We shut down our development clusters at night to save cost. Recently we deployed Kyverno and now the clusters don't start up correctly. We end up with numerous deployments with ReplicaFailure status. Many pods that do start up have timeout issues such as these:
linkerd:
[ 327.709562s] WARN ThreadId(01) watch{port=4191}: linkerd_app_inbound::policy::api: Unexpected policy controller response; retrying with a backoff grpc.status=Deadline expired before operation could complete grpc.message="initial item not received within timeout"

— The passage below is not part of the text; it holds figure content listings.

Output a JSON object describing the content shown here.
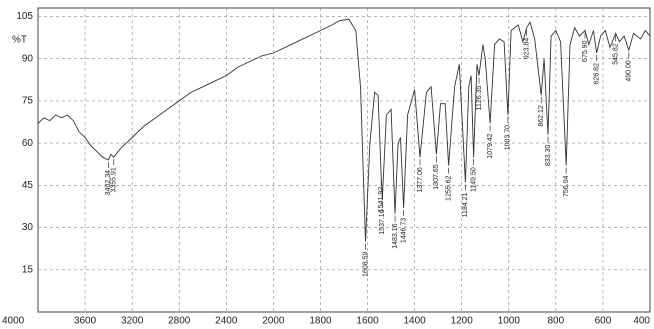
{
  "chart_data": {
    "type": "line",
    "y_label": "%T",
    "color": "#333333",
    "grid": true,
    "xlim": [
      4000,
      400
    ],
    "ylim": [
      0,
      108
    ],
    "xticks": [
      4000,
      3600,
      3200,
      2800,
      2400,
      2000,
      1800,
      1600,
      1400,
      1200,
      1000,
      800,
      600,
      400
    ],
    "yticks": [
      15,
      30,
      45,
      60,
      75,
      90,
      105
    ],
    "x": [
      4000,
      3950,
      3900,
      3850,
      3800,
      3750,
      3700,
      3650,
      3600,
      3550,
      3500,
      3450,
      3402.34,
      3380,
      3355.91,
      3300,
      3200,
      3100,
      3000,
      2900,
      2800,
      2700,
      2600,
      2500,
      2400,
      2300,
      2200,
      2100,
      2000,
      1900,
      1800,
      1750,
      1720,
      1680,
      1650,
      1630,
      1608.59,
      1590,
      1570,
      1555,
      1541.92,
      1537.16,
      1520,
      1500,
      1483.16,
      1470,
      1460,
      1446.73,
      1430,
      1400,
      1377.06,
      1350,
      1330,
      1307.65,
      1290,
      1270,
      1255.62,
      1230,
      1210,
      1184.21,
      1170,
      1160,
      1149.5,
      1135,
      1126.35,
      1110,
      1100,
      1079.42,
      1060,
      1040,
      1020,
      1003.7,
      990,
      960,
      940,
      923.84,
      910,
      890,
      862.12,
      850,
      833.3,
      820,
      800,
      780,
      756.04,
      740,
      720,
      700,
      675.9,
      660,
      640,
      626.82,
      610,
      590,
      570,
      545.82,
      530,
      510,
      490,
      470,
      440,
      420,
      400
    ],
    "values": [
      67,
      69,
      68,
      70,
      69,
      70,
      68,
      64,
      62,
      59,
      57,
      55,
      54,
      56,
      55,
      58,
      62,
      66,
      69,
      72,
      75,
      78,
      80,
      82,
      84,
      87,
      89,
      91,
      92,
      96,
      100,
      102,
      103.5,
      104,
      100,
      80,
      25,
      60,
      78,
      77,
      48,
      40,
      70,
      72,
      35,
      60,
      62,
      37,
      70,
      79,
      55,
      78,
      80,
      56,
      74,
      74,
      52,
      80,
      88,
      46,
      80,
      84,
      55,
      88,
      84,
      95,
      90,
      67,
      95,
      97,
      96,
      70,
      100,
      102,
      96,
      101,
      103,
      97,
      77,
      90,
      63,
      98,
      100,
      96,
      52,
      95,
      101,
      98,
      100,
      95,
      100,
      92,
      98,
      100,
      94,
      99,
      96,
      98,
      93,
      99,
      97,
      100,
      98
    ],
    "peaks": [
      {
        "x": 3402.34,
        "y": 54,
        "label": "3402.34"
      },
      {
        "x": 3355.91,
        "y": 55,
        "label": "3355.91"
      },
      {
        "x": 1608.59,
        "y": 25,
        "label": "1608.59"
      },
      {
        "x": 1541.92,
        "y": 48,
        "label": "1541.92"
      },
      {
        "x": 1537.16,
        "y": 40,
        "label": "1537.16"
      },
      {
        "x": 1483.16,
        "y": 35,
        "label": "1483.16"
      },
      {
        "x": 1446.73,
        "y": 37,
        "label": "1446.73"
      },
      {
        "x": 1377.06,
        "y": 55,
        "label": "1377.06"
      },
      {
        "x": 1307.65,
        "y": 56,
        "label": "1307.65"
      },
      {
        "x": 1255.62,
        "y": 52,
        "label": "1255.62"
      },
      {
        "x": 1184.21,
        "y": 46,
        "label": "1184.21"
      },
      {
        "x": 1149.5,
        "y": 55,
        "label": "1149.50"
      },
      {
        "x": 1126.35,
        "y": 84,
        "label": "1126.35"
      },
      {
        "x": 1079.42,
        "y": 67,
        "label": "1079.42"
      },
      {
        "x": 1003.7,
        "y": 70,
        "label": "1003.70"
      },
      {
        "x": 923.84,
        "y": 101,
        "label": "923.84"
      },
      {
        "x": 862.12,
        "y": 77,
        "label": "862.12"
      },
      {
        "x": 833.3,
        "y": 63,
        "label": "833.30"
      },
      {
        "x": 756.04,
        "y": 52,
        "label": "756.04"
      },
      {
        "x": 675.9,
        "y": 100,
        "label": "675.90"
      },
      {
        "x": 626.82,
        "y": 92,
        "label": "626.82"
      },
      {
        "x": 545.82,
        "y": 99,
        "label": "545.82"
      },
      {
        "x": 490,
        "y": 93,
        "label": "490.00"
      }
    ]
  }
}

[ 327.799936s] WARN ThreadId(02) identity:identity{server.addr=localhost:8080}:controller{addr=localhost:8080}:endpoint{addr=127.0.0.1:8080}: linkerd_reconnect: Failed to connect error=endpoint 127.0.0.1:8080: Connection refused (os error 111) error.sources=[Connection refused (os error 111)]
cert-manager
{"ts":1733843601094.5713,"caller":"app/controller.go:218","msg":"error checking if certificates.cert-manager.io CRD is installed","logger":"cert-manager","err":"failed to get API group resources: unable to retrieve the complete list of server APIs: apiextensions.k8s.io/v1: Get \"https://172.20.0.1:443/apis/apiextensions.k8s.io/v1\": dial tcp 172.20.0.1:443: i/o timeout"}
{"ts":1733843601094.646,"caller":"app/controller.go:225","msg":"error retrieving certificate.cert-manager.io CRDs","logger":"cert-manager","err":"failed to get API group resources: unable to retrieve the complete list of server APIs: apiextensions.k8s.io/v1: Get \"https://172.20.0.1:443/apis/apiextensions.k8s.io/v1\": dial tcp 172.20.0.1:443: i/o timeout"}
{"ts":1733843601094.6948,"caller":"./main.go:43","msg":"error executing command","logger":"cert-manager","err":"failed to get API group resources: unable to retrieve the complete list of server APIs: apiextensions.k8s.io/v1: Get \"https://172.20.0.1:443/apis/apiextensions.k8s.io/v1\": dial tcp 172.20.0.1:443: i/o timeout"}
What appears to be happening is that the Kyverno pods aren't yet available and the webhook fails. Once that happens, I can manually remediate this by removing the validatingwebhookconfiguration and restarting the failed deployments.
I can avoid the issue entirely by changing the policy failure from "Fail" to "Ignore".
Why does the Kyverno failure cause problems in other namespaces? I'd like to understand the flow of what is happening. Is something "not ready" when the admission controller tries to call the Kyverno pods?